The post war service industry exploded as consumer wages increased. High school students once earned income from part-time work in drive in restaurants, diners, and service stations. Today many of those service jobs are performed by early school leavers and seniors who do not get the benefits typically associated with full-time employment. Those positions will also decline as the fast-food sector automates. Robots can work 24/7 (except for downtime for maintenance) and do not get benefits.

Some argue that “. . . automation displaces workers who are doing highly automatable work and tasks, but it does not affect the total number of jobs in the economy because of offsetting effects. . . . It is important to keep in mind that even though technology can be a net job creator, it does not mean that the new jobs created will show up right away, be located in the same place or even pay the same as the ones that were lost. All it means is that the overall need for human work has not gone away” [my emphasis]. As Statistics Canada analysts Marc Frenette and Kristyn Frank point out “. . .  even the most carefully chosen statistical methods can fail to accurately predict the future.”  

The dislocation of employment that may arise from automation and the difficulty in predicting the future suggest that it is prudent to anticipate and plan for an education for a society characterized by increasing unemployment and, possibly mass unemployment. What might such an education entail?

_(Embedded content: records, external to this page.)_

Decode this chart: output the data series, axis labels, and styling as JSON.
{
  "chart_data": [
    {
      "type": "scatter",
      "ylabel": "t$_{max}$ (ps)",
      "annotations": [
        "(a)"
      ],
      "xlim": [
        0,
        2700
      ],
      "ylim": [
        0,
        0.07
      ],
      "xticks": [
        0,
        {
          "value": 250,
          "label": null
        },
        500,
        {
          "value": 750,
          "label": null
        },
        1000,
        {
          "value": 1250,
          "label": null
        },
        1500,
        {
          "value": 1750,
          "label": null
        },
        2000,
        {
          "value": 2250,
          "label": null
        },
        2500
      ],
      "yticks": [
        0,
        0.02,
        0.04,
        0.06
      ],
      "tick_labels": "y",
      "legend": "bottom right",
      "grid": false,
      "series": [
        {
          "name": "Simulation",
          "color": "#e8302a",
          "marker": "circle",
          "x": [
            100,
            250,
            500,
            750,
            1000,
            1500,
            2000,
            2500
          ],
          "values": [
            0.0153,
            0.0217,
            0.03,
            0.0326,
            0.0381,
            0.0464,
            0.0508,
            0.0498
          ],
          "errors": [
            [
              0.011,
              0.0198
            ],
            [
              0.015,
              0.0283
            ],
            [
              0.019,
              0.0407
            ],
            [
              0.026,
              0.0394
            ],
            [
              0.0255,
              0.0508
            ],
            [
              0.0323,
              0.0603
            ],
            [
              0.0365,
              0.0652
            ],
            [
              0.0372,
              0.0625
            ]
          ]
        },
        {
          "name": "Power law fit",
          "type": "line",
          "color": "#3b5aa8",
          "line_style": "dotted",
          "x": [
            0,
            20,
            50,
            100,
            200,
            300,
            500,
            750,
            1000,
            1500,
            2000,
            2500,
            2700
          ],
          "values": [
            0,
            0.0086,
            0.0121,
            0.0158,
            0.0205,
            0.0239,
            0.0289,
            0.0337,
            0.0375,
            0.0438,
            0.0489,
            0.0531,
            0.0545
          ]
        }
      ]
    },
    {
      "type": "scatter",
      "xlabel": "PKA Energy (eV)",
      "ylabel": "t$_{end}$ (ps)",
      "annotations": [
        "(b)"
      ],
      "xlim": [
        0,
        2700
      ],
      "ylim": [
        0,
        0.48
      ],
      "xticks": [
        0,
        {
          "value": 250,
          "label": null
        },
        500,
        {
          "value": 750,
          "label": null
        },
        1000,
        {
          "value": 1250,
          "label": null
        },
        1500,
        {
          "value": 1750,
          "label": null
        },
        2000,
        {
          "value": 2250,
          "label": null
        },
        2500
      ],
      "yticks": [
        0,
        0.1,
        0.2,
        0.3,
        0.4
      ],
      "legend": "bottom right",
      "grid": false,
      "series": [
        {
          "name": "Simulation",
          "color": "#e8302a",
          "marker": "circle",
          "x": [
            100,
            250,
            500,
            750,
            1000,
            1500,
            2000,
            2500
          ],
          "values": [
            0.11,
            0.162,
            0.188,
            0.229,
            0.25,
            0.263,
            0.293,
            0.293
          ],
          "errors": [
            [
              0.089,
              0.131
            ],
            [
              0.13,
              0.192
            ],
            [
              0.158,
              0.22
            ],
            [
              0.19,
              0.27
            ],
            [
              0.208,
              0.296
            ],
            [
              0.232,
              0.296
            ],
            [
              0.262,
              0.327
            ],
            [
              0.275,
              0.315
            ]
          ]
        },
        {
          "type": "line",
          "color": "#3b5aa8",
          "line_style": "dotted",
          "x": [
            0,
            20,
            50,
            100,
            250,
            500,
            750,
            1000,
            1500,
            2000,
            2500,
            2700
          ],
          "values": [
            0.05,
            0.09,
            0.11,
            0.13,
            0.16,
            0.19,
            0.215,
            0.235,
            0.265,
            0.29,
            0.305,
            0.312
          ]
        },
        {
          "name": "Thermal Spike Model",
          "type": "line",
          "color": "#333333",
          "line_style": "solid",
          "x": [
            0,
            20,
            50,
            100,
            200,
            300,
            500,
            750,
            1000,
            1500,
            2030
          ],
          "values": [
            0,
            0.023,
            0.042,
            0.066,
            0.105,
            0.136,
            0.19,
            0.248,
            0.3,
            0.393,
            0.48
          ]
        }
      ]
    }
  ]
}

Literacy will continue to be important. People will need to read and the ability to evaluate media messages and images (media literacy). Literature courses should increase in number. There should be greater emphasis on poetry, composition, especially for artistic expression and written argumentation, i.e., rhetoric

History, economics, government, philosophy, ethics, sociology, and law will take a more prominent part in education because citizenship will become more active. People will take a fuller part in the affairs of their communities and societies. Scientific and environmental knowledge will allow citizens to understand the impact of their decisions. Languages should flourish, too, because the world will become increasingly integrated.  

Elective courses offered at the margins of a school career today will become more important in an education that takes into account mass unemployment. Music, carpentry, photography, painting and sculpture, electronics, and filmmaking will flourish.

These areas of study look familiar, but their priority in the curriculum and their focus will have been transformed. The cultivation of the human mind and its capacity for understanding will replace the cultivation of marketable skills. To the extent that there is a desire for the development of marketable skills, those courses will become the elective courses at the margins of the school curriculum.

Of course, I am no more adept at predicting the future than anyone else. But there is consensus that there is simply not enough work to engage everyone today and that STARA will increase unemployment, eventually on a mass scale. It is prudent to anticipate today what education for such a future might entail.